Quantum Monte Carlo is a Metropolis annealing algorithm, similar in concept to simulated annealing. It starts at a low temperature and improves the solution by searching across barriers with some probability as an external perturbation applied to the system. As this external field is varied over every Monte Carlo step, the configuration may be able to tunnel through energy barriers and evolve towards a desired ground state without possessing the thermal energy that it needs to climb the barriers, as would be required in simulated annealing.

In Azure Quantum, the core of algorithmic approach to the Quantum Monte Carlo implementation is based on the Wolff algorithm for annealing and this approach is extended with various improvements for computational efficiency.

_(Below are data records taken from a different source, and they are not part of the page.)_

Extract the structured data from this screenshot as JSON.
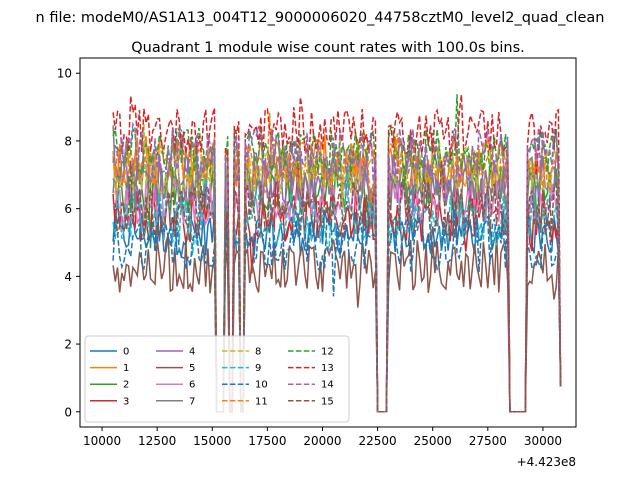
{
  "chart_data": {
    "type": "line",
    "suptitle": "n file: modeM0/AS1A13_004T12_9000006020_44758cztM0_level2_quad_clean",
    "title": "Quadrant 1 module wise count rates with 100.0s bins.",
    "xlabel": "",
    "ylabel": "",
    "x_offset_label": "+4.423e8",
    "xlim": [
      9000,
      31500
    ],
    "ylim": [
      -0.45,
      10.45
    ],
    "x_ticks": [
      10000,
      12500,
      15000,
      17500,
      20000,
      22500,
      25000,
      27500,
      30000
    ],
    "x_tick_labels": [
      "10000",
      "12500",
      "15000",
      "17500",
      "20000",
      "22500",
      "25000",
      "27500",
      "30000"
    ],
    "y_ticks": [
      0,
      2,
      4,
      6,
      8,
      10
    ],
    "y_tick_labels": [
      "0",
      "2",
      "4",
      "6",
      "8",
      "10"
    ],
    "legend_position": "lower-left",
    "x_start": 10500,
    "x_step": 100,
    "x_end": 30800,
    "gaps": [
      {
        "from": 15200,
        "to": 15500,
        "value": 0
      },
      {
        "from": 15800,
        "to": 15900,
        "value": 0
      },
      {
        "from": 16300,
        "to": 16400,
        "value": 0
      },
      {
        "from": 22500,
        "to": 22900,
        "value": 0
      },
      {
        "from": 28500,
        "to": 29200,
        "value": 0
      }
    ],
    "tail_value": 0.75,
    "series": [
      {
        "name": "0",
        "mean": 5.3,
        "amp": 0.35,
        "color": "#1f77b4",
        "dash": false
      },
      {
        "name": "1",
        "mean": 7.4,
        "amp": 0.4,
        "color": "#ff7f0e",
        "dash": false
      },
      {
        "name": "2",
        "mean": 6.6,
        "amp": 0.4,
        "color": "#2ca02c",
        "dash": false
      },
      {
        "name": "3",
        "mean": 5.8,
        "amp": 0.4,
        "color": "#d62728",
        "dash": false
      },
      {
        "name": "4",
        "mean": 6.9,
        "amp": 0.4,
        "color": "#9467bd",
        "dash": false
      },
      {
        "name": "5",
        "mean": 4.3,
        "amp": 0.4,
        "color": "#8c564b",
        "dash": false
      },
      {
        "name": "6",
        "mean": 6.2,
        "amp": 0.35,
        "color": "#e377c2",
        "dash": false
      },
      {
        "name": "7",
        "mean": 6.8,
        "amp": 0.4,
        "color": "#7f7f7f",
        "dash": false
      },
      {
        "name": "8",
        "mean": 7.1,
        "amp": 0.35,
        "color": "#bcbd22",
        "dash": true
      },
      {
        "name": "9",
        "mean": 5.7,
        "amp": 0.4,
        "color": "#17becf",
        "dash": true
      },
      {
        "name": "10",
        "mean": 5.0,
        "amp": 0.4,
        "color": "#1f77b4",
        "dash": true
      },
      {
        "name": "11",
        "mean": 7.3,
        "amp": 0.35,
        "color": "#ff7f0e",
        "dash": true
      },
      {
        "name": "12",
        "mean": 7.7,
        "amp": 0.35,
        "color": "#2ca02c",
        "dash": true
      },
      {
        "name": "13",
        "mean": 8.3,
        "amp": 0.35,
        "color": "#d62728",
        "dash": true
      },
      {
        "name": "14",
        "mean": 7.6,
        "amp": 0.4,
        "color": "#9467bd",
        "dash": true
      },
      {
        "name": "15",
        "mean": 6.0,
        "amp": 0.4,
        "color": "#8c564b",
        "dash": true
      }
    ]
  }
}
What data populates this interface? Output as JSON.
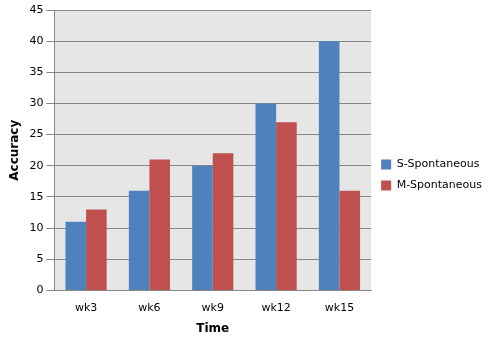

Features of Quantum Monte Carlo on Azure Quantum

• Parameterized mode (with parameters)
• Ising and PUBO input formats
• CPU only

When to use Quantum Monte Carlo

This algorithm should perform best in the following two scenarios:

• When there are tall, narrow barriers in the energy landscape (cost function).
• If the solution is already at a feasible configuration at a low temperature and the user wishes to improve the solution.

Note

For more information on determining which solver to use, see Which optimization solver should I use?.

Apply Quantum Monte Carlo

First, import QuantumMonteCarlo solver. The solver takes a previously created workspace object and various input parameters.

from azure.quantum.optimization import QuantumMonteCarlo

solver = QuantumMonteCarlo(workspace, sweeps = 2, trotter_number = 10, restarts = 72, beta_start = 0.1, transverse_field_start = 10, transverse_field_stop = 0.1, seed = 22)


Parameterized Quantum Monte Carlo

Quantum Monte Carlo supports the following input parameters:

Parameter Name Description
sweeps Number of sets of iterations to run over the variables of a problem. More sweeps will usually always improve the solution (unless it's already at the global minimum).
trotter_number The number of copies of every variable to generate for running the simulation.
restarts The number of repeats of the annealing schedule to run. Each restart will start with a random configuration unless an initial configuration is supplied in the problem file. The restarts will be executed in parallel and split amongst the threads of the virtual machine. Recommended setting this value to at least 72.
beta_start Represents the temperature at which the annealing schedule is executed. It should be a value low enough to produce a feasible configuration.
transverse_field_start & transverse_field_stop Represents the starting and stopping values of the external field applied to the annealing schedule. A suitable value for these parameters will depend entirely on the problem and the magnitude of its changing moves. In general, a non-zero and declining acceptance probability is sufficient.
seed (optional) Seed value - used for reproducing results.